The need for effective vaccines against enterovirus and rhinovirus cannot be overstated. Given the ever-increasing threat of these viral infections and their associated health impacts, it is crucial to develop a general platform for rapid vaccine development. With this in mind, we propose to create such a platform, one that can be easily and quickly adapted to different strains of the viruses as they emerge. We envision a system that combines the latest tools and technologies, including molecular biology, immunology, and vaccine design, to accelerate the discovery and development of new vaccines. By doing so, we hope to make a meaningful contribution towards protecting global populations from the devastating effects of these viruses.
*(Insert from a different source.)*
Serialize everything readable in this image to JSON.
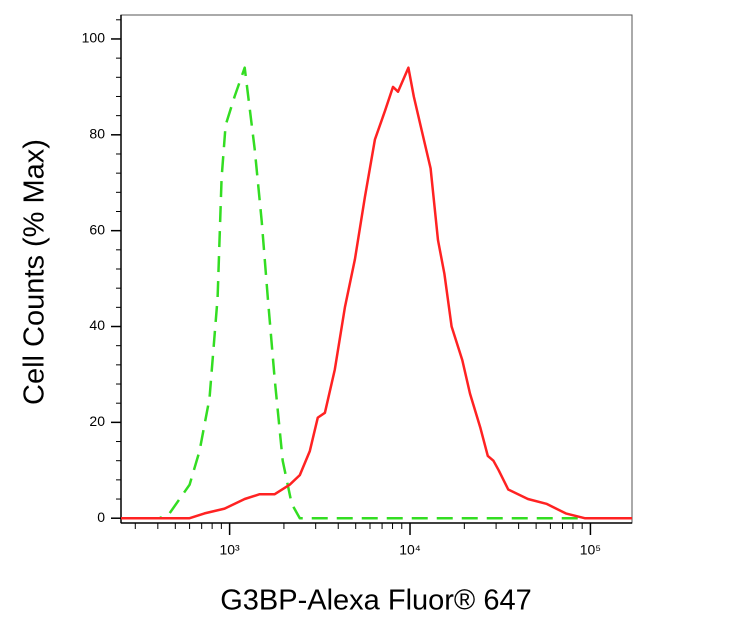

Our approach is to use protective human monoclonal antibodies (Project 2) to design immunogens that effectively protect against these viruses. This is a crucial undertaking, as the five human pathogen prototypes we will focus on- Rhinovirus C, Enteroviruses A71 and D68, as well as Coxsackievirus B3 and Echovirus 11 - are among the most significant viruses causing respiratory, gastrointestinal, and nervous system diseases on a global scale. Our vaccine platform is designed with structurally stabilized virus-like particles (VLPs) that can be used as protein- or nucleic acid-based immunogens. By leveraging the knowledge we extract from protective monoclonal antibodies, we can provide advanced protection from pathogenic picornaviruses and reduce the risk of dangerous outbreaks. In addition, we will combine these immunogens with a self-replicative RNA-based mucosal adjuvant. The adjuvant mimics virus infection and triggers innate local immune responses, ensuring robust T-cell and B-cell adaptive immunity, as well as long-lasting protection. We hope to create a robust defense against these viruses by generating both systemic and mucosal immune responses. 

In the context of these studies, we will develop animal models to optimize vaccination strategies and examine the immunogenicity and protection elicited by our vaccines.